In Fig. 6 we compare Dice coefficient of our model with U-Net [25] during the training procedure. We have observed that our model reached 0.34 after first epoch and 0.80 after 32th epoch, faster than U-Net, which just reached 0.05 after first epoch and 0.80 after 50th epoch. The much faster convergence proves that the inception modules we adopted can accelerate training procedure.

Fig. 6.
figure 6

Training on 5635 ultrasound images using U-Net (orange) and our model (blue). The lines denote training Dice coefficient. (Color figure online)

The results in Table 1 show that our model achieves a score of 0.653, roughly equals to the score of 0.658 from U-Net. However, our model has fewer parameters, only 16% of the parameters of U-Net. The reason for parameters’ reduction is that the \(1\times 1\) convolution does not care the correlation of information in same feature map and leads to dimension reduction. Figure 7 shows a testing result using our model.
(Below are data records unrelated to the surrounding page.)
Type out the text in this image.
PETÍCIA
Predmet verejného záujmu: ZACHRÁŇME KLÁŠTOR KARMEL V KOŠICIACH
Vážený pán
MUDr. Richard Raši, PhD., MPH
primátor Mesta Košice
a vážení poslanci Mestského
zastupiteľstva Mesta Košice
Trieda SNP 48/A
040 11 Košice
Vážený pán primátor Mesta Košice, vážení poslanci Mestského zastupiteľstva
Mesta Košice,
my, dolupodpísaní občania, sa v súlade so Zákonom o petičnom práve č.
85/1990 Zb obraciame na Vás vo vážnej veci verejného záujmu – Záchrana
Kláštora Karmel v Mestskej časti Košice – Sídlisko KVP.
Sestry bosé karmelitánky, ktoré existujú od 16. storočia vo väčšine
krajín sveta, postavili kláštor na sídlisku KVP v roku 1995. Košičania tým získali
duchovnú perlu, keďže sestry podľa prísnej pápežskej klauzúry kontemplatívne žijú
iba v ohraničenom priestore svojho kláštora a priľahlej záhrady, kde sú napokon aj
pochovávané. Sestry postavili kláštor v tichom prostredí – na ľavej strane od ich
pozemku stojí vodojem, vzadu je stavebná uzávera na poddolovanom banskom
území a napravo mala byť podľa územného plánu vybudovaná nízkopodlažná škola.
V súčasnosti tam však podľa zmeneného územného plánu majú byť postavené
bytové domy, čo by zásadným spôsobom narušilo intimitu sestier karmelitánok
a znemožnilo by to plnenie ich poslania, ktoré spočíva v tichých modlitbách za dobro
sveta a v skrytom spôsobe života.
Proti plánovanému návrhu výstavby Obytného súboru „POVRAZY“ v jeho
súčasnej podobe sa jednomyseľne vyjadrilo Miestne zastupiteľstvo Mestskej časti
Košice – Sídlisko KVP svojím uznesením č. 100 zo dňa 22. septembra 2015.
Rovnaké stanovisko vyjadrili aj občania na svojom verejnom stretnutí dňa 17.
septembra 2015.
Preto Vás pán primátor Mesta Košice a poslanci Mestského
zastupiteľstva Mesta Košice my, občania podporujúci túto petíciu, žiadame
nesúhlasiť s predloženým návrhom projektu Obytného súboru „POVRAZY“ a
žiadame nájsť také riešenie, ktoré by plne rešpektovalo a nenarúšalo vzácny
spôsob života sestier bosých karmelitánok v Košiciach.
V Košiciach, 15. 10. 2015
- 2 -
Table 1. The results from the test set. The first column shows the models we have tested, the second column their Dice coefficient and the third the total number of these models
Fig. 7.
figure 7

One result of the test data, the left image is the testing ultrasound image containing nerve structure, the middle image is the predicted segmentation map, and the right image is the ultrasound image overlaid with segmentation map (green border). (Color figure online)

7 Conclusion

We present an approach based on convolutional neural networks, which achieves a good performance on ultrasound images segmentation and possesses fewer parameters thanks to inception modules. We adopted an efficacious loss function, Dice coefficient between the predicted segmentation maps and ground truth. Our model has satisfactory training time of 54 h on a Intel CORE i7 vPro and 16 GB of memory. Future work will aim at different biomedical segmentation applications and train our model over GPUs.